57 SnowView: A Satellite Data and Model Driven Decision Support Tool for Water Resource Management

Monday, 7 January 2019
Hall 4 (Phoenix Convention Center - West and North Buildings)
Patrick D. Broxton, Univ. of Arizona, Tucson, AZ; and W. J. D. van Leeuwen and J. A. Biederman

Snowmelt from mountain forests is critically important for water resources and hydropower generation because streams and rivers often originate from such environments. It is therefore important to provide water managers with high quality, real-time, spatially distributed estimates of snow in these areas to support their operational decision-making.

In this research, we present a novel web-enabled snow modeling and visualization system called “SnowView”, which was built for the Salt River Project (SRP), a provider of water supply and hydropower to millions of customers in Phoenix, AZ. At its core is a snow modelling system based on a robust method of interpolation of Snow Water Equivalent (SWE) and snow depth data from NRCS SNOTEL and NWS COOP stations along with machine learning of physiographic attributes to generate high-spatial-resolution daily estimates of SWE and snow depth spanning > 35 years (1982-present). This gridded dataset significantly improves SRP seasonal streamflow forecasts over the prior methodology of only using snow data from SNOTEL stations.

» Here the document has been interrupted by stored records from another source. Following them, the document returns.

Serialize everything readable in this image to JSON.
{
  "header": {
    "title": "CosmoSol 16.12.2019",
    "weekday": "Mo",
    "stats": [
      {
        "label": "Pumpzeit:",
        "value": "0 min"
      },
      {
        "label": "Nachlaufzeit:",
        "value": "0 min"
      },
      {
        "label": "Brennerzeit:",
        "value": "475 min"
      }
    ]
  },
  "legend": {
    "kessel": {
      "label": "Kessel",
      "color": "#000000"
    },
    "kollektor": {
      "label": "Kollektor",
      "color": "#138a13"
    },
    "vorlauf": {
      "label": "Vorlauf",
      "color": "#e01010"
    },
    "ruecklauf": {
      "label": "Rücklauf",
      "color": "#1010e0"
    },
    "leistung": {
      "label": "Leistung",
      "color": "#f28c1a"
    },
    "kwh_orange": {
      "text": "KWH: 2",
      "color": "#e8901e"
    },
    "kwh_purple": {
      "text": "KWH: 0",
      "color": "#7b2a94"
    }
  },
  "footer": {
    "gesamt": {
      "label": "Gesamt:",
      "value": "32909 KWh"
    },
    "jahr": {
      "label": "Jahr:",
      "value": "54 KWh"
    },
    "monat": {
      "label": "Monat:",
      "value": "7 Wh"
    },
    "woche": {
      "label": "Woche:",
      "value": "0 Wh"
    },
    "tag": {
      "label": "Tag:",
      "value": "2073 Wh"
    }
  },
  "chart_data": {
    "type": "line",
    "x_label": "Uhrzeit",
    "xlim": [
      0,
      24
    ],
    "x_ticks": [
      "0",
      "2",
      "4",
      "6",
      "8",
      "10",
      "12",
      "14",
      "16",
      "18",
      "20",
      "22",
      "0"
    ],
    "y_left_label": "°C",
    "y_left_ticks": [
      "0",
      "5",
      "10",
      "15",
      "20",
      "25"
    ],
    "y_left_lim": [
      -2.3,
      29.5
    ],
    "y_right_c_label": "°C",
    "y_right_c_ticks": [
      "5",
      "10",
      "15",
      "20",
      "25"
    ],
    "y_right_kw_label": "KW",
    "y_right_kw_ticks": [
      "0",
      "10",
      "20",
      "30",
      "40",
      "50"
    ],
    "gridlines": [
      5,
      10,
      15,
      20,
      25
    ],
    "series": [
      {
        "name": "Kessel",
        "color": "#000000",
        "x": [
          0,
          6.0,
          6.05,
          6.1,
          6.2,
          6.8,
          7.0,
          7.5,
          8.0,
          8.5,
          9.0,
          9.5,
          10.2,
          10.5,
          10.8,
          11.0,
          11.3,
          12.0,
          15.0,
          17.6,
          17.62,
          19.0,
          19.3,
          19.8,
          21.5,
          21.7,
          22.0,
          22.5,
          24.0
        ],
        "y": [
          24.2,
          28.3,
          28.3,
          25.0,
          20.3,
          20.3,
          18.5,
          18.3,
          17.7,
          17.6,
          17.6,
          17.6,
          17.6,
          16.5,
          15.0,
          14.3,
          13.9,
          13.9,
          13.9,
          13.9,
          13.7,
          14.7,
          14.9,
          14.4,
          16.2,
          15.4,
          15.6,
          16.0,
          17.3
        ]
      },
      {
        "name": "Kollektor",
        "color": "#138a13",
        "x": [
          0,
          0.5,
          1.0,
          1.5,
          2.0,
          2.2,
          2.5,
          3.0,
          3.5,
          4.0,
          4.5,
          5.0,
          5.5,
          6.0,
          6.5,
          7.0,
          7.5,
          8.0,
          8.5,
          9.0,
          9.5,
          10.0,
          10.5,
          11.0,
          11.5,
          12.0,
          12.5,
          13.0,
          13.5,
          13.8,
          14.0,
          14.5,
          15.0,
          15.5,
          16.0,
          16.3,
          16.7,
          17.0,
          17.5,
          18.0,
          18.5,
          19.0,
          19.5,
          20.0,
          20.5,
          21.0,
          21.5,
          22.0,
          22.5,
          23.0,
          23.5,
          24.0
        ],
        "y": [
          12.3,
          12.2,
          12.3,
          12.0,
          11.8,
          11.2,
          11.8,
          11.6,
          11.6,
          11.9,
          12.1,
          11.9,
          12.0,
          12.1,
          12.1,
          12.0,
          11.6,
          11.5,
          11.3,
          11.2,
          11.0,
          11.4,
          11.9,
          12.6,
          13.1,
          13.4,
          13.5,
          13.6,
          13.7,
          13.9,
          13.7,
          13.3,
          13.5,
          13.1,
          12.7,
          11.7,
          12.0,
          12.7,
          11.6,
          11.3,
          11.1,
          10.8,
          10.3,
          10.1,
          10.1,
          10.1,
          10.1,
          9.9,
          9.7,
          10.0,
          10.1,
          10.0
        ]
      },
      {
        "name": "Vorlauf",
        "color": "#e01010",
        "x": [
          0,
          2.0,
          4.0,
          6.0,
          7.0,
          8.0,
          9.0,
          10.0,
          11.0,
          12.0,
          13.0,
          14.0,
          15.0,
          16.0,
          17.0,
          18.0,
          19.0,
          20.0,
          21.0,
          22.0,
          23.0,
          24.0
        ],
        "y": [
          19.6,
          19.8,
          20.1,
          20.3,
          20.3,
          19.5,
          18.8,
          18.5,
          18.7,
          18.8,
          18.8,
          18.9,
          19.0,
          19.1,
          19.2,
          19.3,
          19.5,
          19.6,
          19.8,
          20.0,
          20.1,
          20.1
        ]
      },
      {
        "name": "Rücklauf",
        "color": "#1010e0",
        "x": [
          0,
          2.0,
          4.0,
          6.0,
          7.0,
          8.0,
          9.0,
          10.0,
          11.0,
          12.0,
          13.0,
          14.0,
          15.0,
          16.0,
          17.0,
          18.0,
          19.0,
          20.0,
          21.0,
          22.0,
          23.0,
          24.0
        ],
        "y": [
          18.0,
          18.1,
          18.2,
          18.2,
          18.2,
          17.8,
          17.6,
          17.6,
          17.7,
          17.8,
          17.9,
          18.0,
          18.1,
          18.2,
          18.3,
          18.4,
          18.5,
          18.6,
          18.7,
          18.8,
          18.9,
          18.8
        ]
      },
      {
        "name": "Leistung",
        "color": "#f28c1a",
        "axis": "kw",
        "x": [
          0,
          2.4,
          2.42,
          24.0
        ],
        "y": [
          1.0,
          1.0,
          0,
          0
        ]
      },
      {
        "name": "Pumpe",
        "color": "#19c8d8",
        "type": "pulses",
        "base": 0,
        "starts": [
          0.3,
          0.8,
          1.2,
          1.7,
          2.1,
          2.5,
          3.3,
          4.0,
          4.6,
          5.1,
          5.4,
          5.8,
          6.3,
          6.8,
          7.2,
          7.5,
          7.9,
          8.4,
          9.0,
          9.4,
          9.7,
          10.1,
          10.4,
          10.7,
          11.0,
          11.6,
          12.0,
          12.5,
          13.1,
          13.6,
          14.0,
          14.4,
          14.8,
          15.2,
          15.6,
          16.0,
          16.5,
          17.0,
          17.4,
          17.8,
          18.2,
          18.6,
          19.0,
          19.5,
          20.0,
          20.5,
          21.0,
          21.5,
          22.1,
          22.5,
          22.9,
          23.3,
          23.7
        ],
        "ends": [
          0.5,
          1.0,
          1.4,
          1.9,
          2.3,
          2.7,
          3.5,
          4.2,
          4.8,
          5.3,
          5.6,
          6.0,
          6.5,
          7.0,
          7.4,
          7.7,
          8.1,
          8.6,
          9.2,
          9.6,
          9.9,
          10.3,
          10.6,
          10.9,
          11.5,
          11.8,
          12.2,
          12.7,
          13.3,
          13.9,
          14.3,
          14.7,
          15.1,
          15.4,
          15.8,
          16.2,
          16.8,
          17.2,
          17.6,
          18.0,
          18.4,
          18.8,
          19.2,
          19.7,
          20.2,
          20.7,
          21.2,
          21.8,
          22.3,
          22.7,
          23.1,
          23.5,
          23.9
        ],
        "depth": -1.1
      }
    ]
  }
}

Maps of key snow variables from this dataset, along with other snow products useful for snow monitoring, are delivered to SRP in near real-time through a web-based decision support tool. This tool is valuable for SRP operations because it allows for easy comparison of different gridded data sources, and it provides watershed analytics to compare the current year’s data with those for previous years. The ability to find similar water years in the historical record is important for water managers such as SRP, because it gives an idea of potential seasonal inflows to their managed reservoirs.

We are currently working to expand SnowView to cover more watersheds across the US. In addition, we are working with SRP water managers to improve SnowView’s functionality, and are advancing the accuracy of the underlying snow data with field data that we have been collecting along Arizona’s Mogollon Rim, at the headwaters of SRP’s managed watersheds. This spatially and temporally expansive dataset includes field surveys, automatic remote snow cameras, airborne lidar, and Structure from Motion (SfM) reconstruction of multi-angle aerial photography from unmanned aircraft, and has allowed us, in particular, to improve our representation of how forest canopy impacts snowpack in the region.